Czyżby BioWare miało zamiar porzucić motywy walki z demonami i kosmitami na rzecz bardziej realistycznych wątków? Tak wynika z ostatniej wypowiedzi Zashuka, szefa studia.
Czyżby BioWare miało zamiar porzucić motywy walki z demonami i kosmitami na rzecz bardziej realistycznych wątków?
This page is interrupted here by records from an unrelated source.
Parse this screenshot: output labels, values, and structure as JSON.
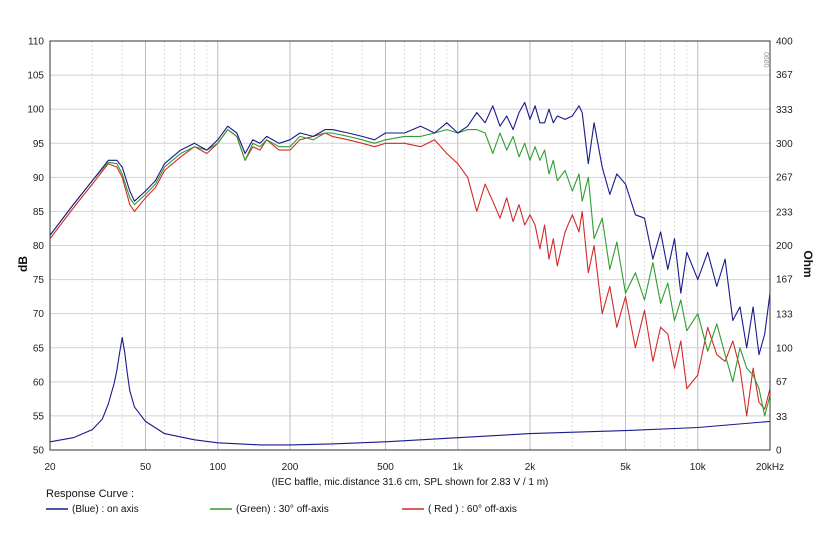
{
  "chart_data": {
    "type": "line",
    "title": "",
    "xscale": "log",
    "xlim": [
      20,
      20000
    ],
    "x_ticks": [
      20,
      50,
      100,
      200,
      500,
      1000,
      2000,
      5000,
      10000,
      20000
    ],
    "x_tick_labels": [
      "20",
      "50",
      "100",
      "200",
      "500",
      "1k",
      "2k",
      "5k",
      "10k",
      "20kHz"
    ],
    "ylim": [
      50,
      110
    ],
    "y_ticks": [
      50,
      55,
      60,
      65,
      70,
      75,
      80,
      85,
      90,
      95,
      100,
      105,
      110
    ],
    "y_tick_labels": [
      "50",
      "55",
      "60",
      "65",
      "70",
      "75",
      "80",
      "85",
      "90",
      "95",
      "100",
      "105",
      "110"
    ],
    "ylabel": "dB",
    "y2lim": [
      0,
      400
    ],
    "y2_ticks": [
      0,
      33,
      67,
      100,
      133,
      167,
      200,
      233,
      267,
      300,
      333,
      367,
      400
    ],
    "y2_tick_labels": [
      "0",
      "33",
      "67",
      "100",
      "133",
      "167",
      "200",
      "233",
      "267",
      "300",
      "333",
      "367",
      "400"
    ],
    "y2label": "Ohm",
    "caption": "(IEC baffle, mic.distance 31.6 cm, SPL shown for 2.83 V / 1 m)",
    "watermark": "0680",
    "grid": true,
    "legend": {
      "title": "Response Curve :",
      "entries": [
        {
          "label": "(Blue)  : on axis",
          "color": "#1a1a8c"
        },
        {
          "label": "(Green) : 30° off-axis",
          "color": "#2e9e2e"
        },
        {
          "label": "( Red ) : 60° off-axis",
          "color": "#d42a2a"
        }
      ]
    },
    "series": [
      {
        "name": "on axis",
        "color": "#1a1a8c",
        "axis": "left",
        "x": [
          20,
          25,
          30,
          35,
          38,
          40,
          43,
          45,
          50,
          55,
          60,
          70,
          80,
          90,
          100,
          110,
          120,
          130,
          140,
          150,
          160,
          180,
          200,
          220,
          250,
          280,
          300,
          350,
          400,
          450,
          500,
          600,
          700,
          800,
          900,
          1000,
          1100,
          1200,
          1300,
          1400,
          1500,
          1600,
          1700,
          1800,
          1900,
          2000,
          2100,
          2200,
          2300,
          2400,
          2500,
          2600,
          2800,
          3000,
          3200,
          3300,
          3500,
          3700,
          4000,
          4300,
          4600,
          5000,
          5500,
          6000,
          6500,
          7000,
          7500,
          8000,
          8500,
          9000,
          10000,
          11000,
          12000,
          13000,
          14000,
          15000,
          16000,
          17000,
          18000,
          19000,
          20000
        ],
        "y": [
          81.5,
          86,
          89.5,
          92.5,
          92.5,
          91.5,
          88,
          86.5,
          88,
          89.5,
          92,
          94,
          95,
          94,
          95.5,
          97.5,
          96.5,
          93.5,
          95.5,
          95,
          96,
          95,
          95.5,
          96.5,
          96,
          97,
          97,
          96.5,
          96,
          95.5,
          96.5,
          96.5,
          97.5,
          96.5,
          98,
          96.5,
          97.5,
          99.5,
          98,
          100.5,
          97.5,
          99,
          97,
          99.5,
          101,
          98.5,
          100.5,
          98,
          98,
          100,
          98,
          99,
          98.5,
          99,
          100.5,
          99.5,
          92,
          98,
          91.5,
          87.5,
          90.5,
          89,
          84.5,
          84,
          78,
          82,
          76.5,
          81,
          73,
          79,
          75,
          79,
          74,
          78,
          69,
          71,
          65,
          71,
          64,
          67,
          73
        ]
      },
      {
        "name": "30° off-axis",
        "color": "#2e9e2e",
        "axis": "left",
        "x": [
          20,
          25,
          30,
          35,
          38,
          40,
          43,
          45,
          50,
          55,
          60,
          70,
          80,
          90,
          100,
          110,
          120,
          130,
          140,
          150,
          160,
          180,
          200,
          220,
          250,
          280,
          300,
          350,
          400,
          450,
          500,
          600,
          700,
          800,
          900,
          1000,
          1100,
          1200,
          1300,
          1400,
          1500,
          1600,
          1700,
          1800,
          1900,
          2000,
          2100,
          2200,
          2300,
          2400,
          2500,
          2600,
          2800,
          3000,
          3200,
          3300,
          3500,
          3700,
          4000,
          4300,
          4600,
          5000,
          5500,
          6000,
          6500,
          7000,
          7500,
          8000,
          8500,
          9000,
          10000,
          11000,
          12000,
          13000,
          14000,
          15000,
          16000,
          17000,
          18000,
          19000,
          20000
        ],
        "y": [
          81.5,
          86,
          89.5,
          92.2,
          92,
          90.5,
          87,
          86,
          87.5,
          89,
          91.5,
          93.5,
          94.5,
          94,
          95,
          97,
          96,
          92.5,
          95,
          94.5,
          95.5,
          94.5,
          94.5,
          96,
          95.5,
          96.5,
          96.5,
          96,
          95.5,
          95,
          95.5,
          96,
          96,
          96.5,
          97,
          96.5,
          97,
          97,
          96.5,
          93.5,
          96.5,
          94,
          96,
          93,
          95,
          92.5,
          94.5,
          92.5,
          94,
          90.5,
          92.5,
          89.5,
          91,
          88,
          90.5,
          86.5,
          90,
          81,
          84,
          76.5,
          80.5,
          73,
          76,
          72,
          77.5,
          71.5,
          74.5,
          69,
          72,
          67.5,
          70,
          64.5,
          68.5,
          64,
          60,
          65,
          62,
          61,
          59,
          55,
          58
        ]
      },
      {
        "name": "60° off-axis",
        "color": "#d42a2a",
        "axis": "left",
        "x": [
          20,
          25,
          30,
          35,
          38,
          40,
          43,
          45,
          50,
          55,
          60,
          70,
          80,
          90,
          100,
          110,
          120,
          130,
          140,
          150,
          160,
          180,
          200,
          220,
          250,
          280,
          300,
          350,
          400,
          450,
          500,
          600,
          700,
          800,
          900,
          1000,
          1100,
          1200,
          1300,
          1400,
          1500,
          1600,
          1700,
          1800,
          1900,
          2000,
          2100,
          2200,
          2300,
          2400,
          2500,
          2600,
          2800,
          3000,
          3200,
          3300,
          3500,
          3700,
          4000,
          4300,
          4600,
          5000,
          5500,
          6000,
          6500,
          7000,
          7500,
          8000,
          8500,
          9000,
          10000,
          11000,
          12000,
          13000,
          14000,
          15000,
          16000,
          17000,
          18000,
          19000,
          20000
        ],
        "y": [
          81,
          85.5,
          89,
          92,
          91.5,
          90,
          86,
          85,
          87,
          88.5,
          91,
          93,
          94.5,
          93.5,
          95,
          97,
          96,
          92.5,
          94.5,
          94,
          95.5,
          94,
          94,
          95.5,
          96,
          96.5,
          96,
          95.5,
          95,
          94.5,
          95,
          95,
          94.5,
          95.5,
          93.5,
          92,
          90,
          85,
          89,
          86.5,
          84,
          87,
          83.5,
          86,
          83,
          84.5,
          83,
          79.5,
          83,
          78,
          81,
          77,
          82,
          84.5,
          82,
          85,
          76,
          80,
          70,
          74,
          68,
          72.5,
          65,
          70.5,
          63,
          68,
          67,
          62,
          66,
          59,
          61,
          68,
          64,
          63,
          66,
          62,
          55,
          62,
          57,
          56,
          59
        ]
      },
      {
        "name": "impedance",
        "color": "#1a1a8c",
        "axis": "right",
        "x": [
          20,
          25,
          30,
          33,
          35,
          37,
          38,
          39,
          40,
          41,
          42,
          43,
          45,
          50,
          60,
          80,
          100,
          150,
          200,
          300,
          500,
          1000,
          2000,
          5000,
          10000,
          20000
        ],
        "y": [
          8,
          12,
          20,
          30,
          45,
          65,
          78,
          95,
          110,
          95,
          75,
          58,
          42,
          28,
          16,
          10,
          7,
          5,
          5,
          6,
          8,
          12,
          16,
          19,
          22,
          28
        ]
      }
    ]
  }
}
Tak wynika z ostatniej wypowiedzi Zashuka, szefa studia.
"Im więcej rozmawiamy, tym bardziej zastanawiamy się nad taką decyzją (...) Porównajcie sobie Baldur's Gate z tym, co jest dzisiaj... Spójrzcie na to, czym stały się Dragon Age II oraz Mass Effect 2 i 3 - to całkowicie odmienne rzeczy".
"Możesz wyobrazić sobie policyjny dramat w konwencji Mass Effecta. Możesz sobie też wyobrazić tutaj opowieść szpiegowską. Uważam, że nasza zdolność do tworzenia i rozumienia różnych kontekstów w grach rozwinęła się. To może otwierać nam drzwi do nowych rzeczy, które będą nieco się różniły od tego, co robiliśmy do tej pory".
Oczywiście Zashuk musiał zastrzec, że to nic pewnego:
"Nic dzisiaj nie potwierdzamy, ale jest to coś, o czym dyskutujemy. Naszym celem jest poszerzenie naszego grona odbiorców, sprzedać więcej kopii, zdobyć sobie więcej fanów".
Zmiany raczej nie zostaną wprowadzone w sposób rewolucyjny, ale być może już w Mass Effect 3 zobaczymy nieco więcej przyziemnych wątków. Strzelanie w twarz kosmitom jest fajne, ale ileż można?